If you are trying to evaluate \(\displaystyle \lambda ^2 \int_0^{\infty}{x\,e^{x(i\,t - \lambda)}\,dx}\)

\(\displaystyle \lambda ^2 \int_0^{\infty}{x\,e^{x(i\,t - \lambda)}\,dx} = \frac{\lambda ^2}{i\,t - \lambda}\int_0^{\infty}{x(i\,t - \lambda)e^{x(i\,t - \lambda)}\,dx}\)

Now using integration by parts with

\(\displaystyle u = x\) so that \(\displaystyle du = 1\)

and \(\displaystyle dv = (i\,t - \lambda)e^{x(i\,t - \lambda)}\) so that \(\displaystyle v = e^{x(i\,t - \lambda)}\)

we find

\(\displaystyle \frac{\lambda ^2}{i\,t - \lambda}\int_0^{\infty}{x(i\,t - \lambda)e^{x(i\,t - \lambda)}\,dx} = \left(\frac{\lambda ^2}{i\,t - \lambda}\right)\lim_{\varepsilon \to \infty}\left[x\,e^{x(i\,t - \lambda)} - \int{e^{x(i\,t - \lambda)}\,dx}\right]_0^{\varepsilon}\)

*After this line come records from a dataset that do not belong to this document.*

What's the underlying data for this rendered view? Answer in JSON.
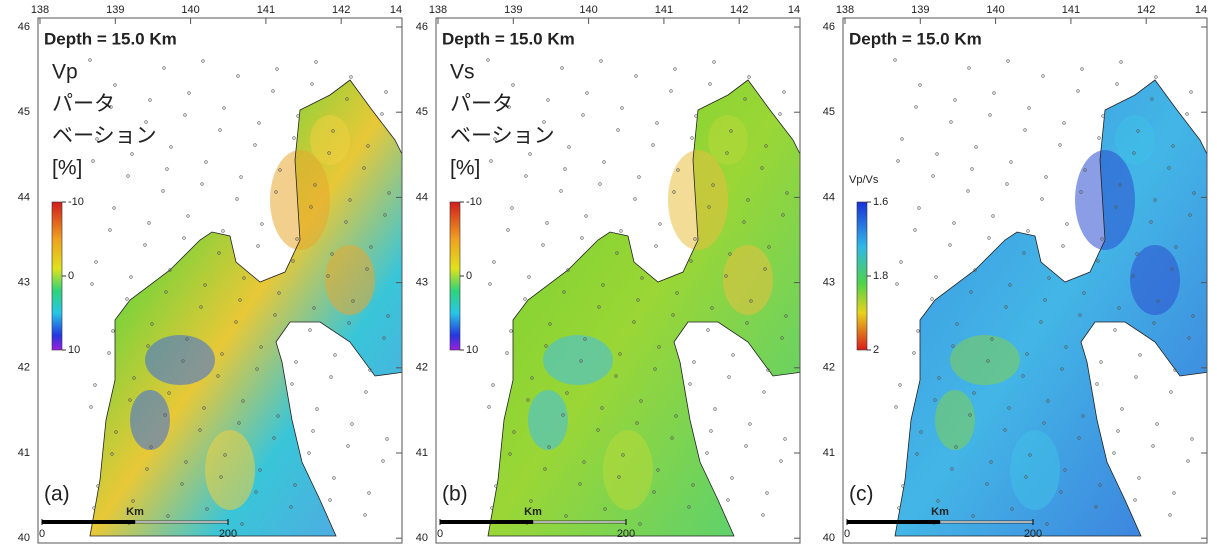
{
  "panels": [
    {
      "label": "(a)",
      "depth_title": "Depth = 15.0 Km",
      "quantity": [
        "Vp",
        "パータ",
        "ベーション",
        "[%]"
      ],
      "colorbar": {
        "lim": [
          -10,
          10
        ],
        "ticks": [
          -10,
          0,
          10
        ]
      }
    },
    {
      "label": "(b)",
      "depth_title": "Depth = 15.0 Km",
      "quantity": [
        "Vs",
        "パータ",
        "ベーション",
        "[%]"
      ],
      "colorbar": {
        "lim": [
          -10,
          10
        ],
        "ticks": [
          -10,
          0,
          10
        ]
      }
    },
    {
      "label": "(c)",
      "depth_title": "Depth = 15.0 Km",
      "quantity": [
        "Vp/Vs"
      ],
      "colorbar": {
        "lim": [
          1.6,
          2
        ],
        "ticks": [
          1.6,
          1.8,
          2
        ]
      }
    }
  ],
  "lon_ticks": [
    138,
    139,
    140,
    141,
    142,
    {
      "value": 143,
      "label": "14"
    }
  ],
  "lat_ticks": [
    46,
    45,
    44,
    43,
    42,
    41,
    40
  ],
  "scale_bar": {
    "unit": "Km",
    "ticks": [
      0,
      200
    ]
  }
}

\(\displaystyle =\left(\frac{\lambda ^2}{i\,t - \lambda}\right)\lim_{\varepsilon \to \infty}\left[x\,e^{x(i\,t - \lambda)} - \frac{e^{x(i\,t - \lambda)}}{i\,t - \lambda}\right]_0^{\varepsilon}\)

Can you finish?